Auch eine Ärztin aus dem Elsass, dem Corona-Hotspot Frankreichs, kritisiert die französische Regierung scharf. Sie denke, dass die Bedrohung lange verharmlost und die Ausgangssperre viel zu spät beschlossen wurde, sagte die namentlich nicht genannte Ärztin aus der Gegend zwischen Straßburg und Mulhouse dem "Standard" (Dienstagsausgabe). "Es sind aber vor allem zwei Dinge, die mich fassungslos machen: Frankreich hat am 15. März, einen Tag vor der Ausgangssperre, noch Kommunalwahlen abgehalten. Das Problem war, dass es zu diesem Zeitpunkt im ganzen Land kaum Atemschutzmasken gab. Viele dieser Masken wurden an die Wahlhelfer und die Wähler verteilt, obwohl wir sie in den Krankenhäusern doch viel dringender gebraucht hätten."

Der zweite Punkt betreffe die Ärzte im Ruhestand. Viele seien zwar hoch motiviert, fänden sich aber im modernen Klinikalltag nur schwer zurecht. "Außerdem gehören sie altersmäßig zur Risikogruppe. Einer dieser Kollegen bei uns hat vor einigen Tagen leider ebenfalls Covid-19-Symptome entwickelt." Laut der Ärztin wurden fast alle Stationen ihres Krankenhauses zu reinen Covid-19-Abteilungen umfunktioniert.

Die überwiegende Mehrheit des Personals habe sich mangels Schutzmasken infiziert. "In meinem Team wurden alle Ärzte bis auf einen positiv getestet. Mehrere davon sind schwer erkrankt." Die Mediziner müssten dennoch arbeiten. "Wenn wir nicht zur Arbeit gehen, kümmert sich niemand mehr um die Patienten. In anderen Regionen dürfen Ärzte, die Symptome haben und positiv getestet werden, eine Woche zu Hause bleiben. Würden wir das machen, gäbe es kein medizinisches Personal mehr."
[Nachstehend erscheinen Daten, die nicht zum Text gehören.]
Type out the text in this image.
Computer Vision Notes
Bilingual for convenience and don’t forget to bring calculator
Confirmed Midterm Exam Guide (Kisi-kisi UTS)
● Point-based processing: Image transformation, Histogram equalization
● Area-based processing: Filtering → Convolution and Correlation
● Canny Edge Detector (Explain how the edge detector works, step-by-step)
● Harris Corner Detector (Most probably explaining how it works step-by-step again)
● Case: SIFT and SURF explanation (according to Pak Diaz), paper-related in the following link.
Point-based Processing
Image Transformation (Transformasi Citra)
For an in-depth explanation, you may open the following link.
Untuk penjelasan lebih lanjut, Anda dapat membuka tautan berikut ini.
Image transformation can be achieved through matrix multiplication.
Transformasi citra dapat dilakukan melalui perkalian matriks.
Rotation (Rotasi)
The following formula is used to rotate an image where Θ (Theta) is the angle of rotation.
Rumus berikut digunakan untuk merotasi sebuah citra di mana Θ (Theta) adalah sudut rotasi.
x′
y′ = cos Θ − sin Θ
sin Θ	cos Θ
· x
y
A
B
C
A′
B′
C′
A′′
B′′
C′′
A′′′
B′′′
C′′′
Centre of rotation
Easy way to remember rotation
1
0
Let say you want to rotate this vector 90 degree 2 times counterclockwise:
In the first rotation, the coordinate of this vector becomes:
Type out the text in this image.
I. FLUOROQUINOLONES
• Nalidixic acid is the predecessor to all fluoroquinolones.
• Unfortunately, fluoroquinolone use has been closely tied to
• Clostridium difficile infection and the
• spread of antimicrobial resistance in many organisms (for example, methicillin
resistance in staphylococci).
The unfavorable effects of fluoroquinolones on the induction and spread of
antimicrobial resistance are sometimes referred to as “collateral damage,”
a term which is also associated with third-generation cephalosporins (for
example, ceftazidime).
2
Unterdessen kündigte Frankreichs Präsident Emmanuel Macron an, im Kampf gegen das Coronavirus mehr auf französische Unabhängigkeit setzen zu wollen - etwa bei der Produktion von Schutzmasken. "Wir müssen mehr auf unserem eigenen Boden produzieren, um unsere Abhängigkeit zu verringern", sagte Macron nach einem Besuch bei dem Maskenhersteller Kolmi-Hopen in Saint-Barthelemy-d'Anjou am Dienstag.

Bis zum Ende des Jahres solle Frankreich seine volle Unabhängigkeit bei der Maskenproduktion erreicht haben. "Bis Ende April werden wir die Kapazität haben, in Frankreich 15 Millionen Masken pro Woche zu produzieren", sagte Macron. Frankreich hatte zuletzt eine Milliarde Masken bestellt - unter anderem aus China.

Er setze auf den Wiederaufbau der französischen und europäischen Souveränität, so Macron. Er kündigte außerdem an, dass ein Konsortium von vier großen Industriekonzernen bis Mitte Mai 10.000 Beatmungsgeräte herstellen will. Der französische Staat werde außerdem der nationalen Gesundheitsbehörde vier Milliarden Euro für die Bestellung von Masken, Medikamenten und Beatmungsgeräten zur Verfügung stellen.

"Wir müssen den Kampf gegen das Virus mit dem Pflegepersonal an der Front führen", sagte Macron. Es handle sich um einen "unsichtbaren Feind". Er glaube an das "vereinte Frankreich". Man habe vor der Krise Reformen verabschiedet, die es Frankreich ermöglichten, wettbewerbsfähiger zu sein. "Aber wir müssen die moralische Stärke und den Willen wiedererlangen, mehr in Frankreich zu produzieren."

ribbon Zusammenfassung
  • Am 19. März reichte das Kollektiv namens C 19 Beschwerde gegen die ehemalige Gesundheitsministerin Agnes Buzyn und Premierminister Edouard Philippe ein.
  • Bis Dienstag zu Mittag haben mehr als 350.000 Menschen die Petition zur Unterstützung der Klage unterschrieben.
  • Die Mediziner werfen den Politikern "Staatslügen" im Umgang mit dem Coronavirus vor.
  • Insgesamt ist die französische Regierung mit mindestens sechs Verfahren konfrontiert.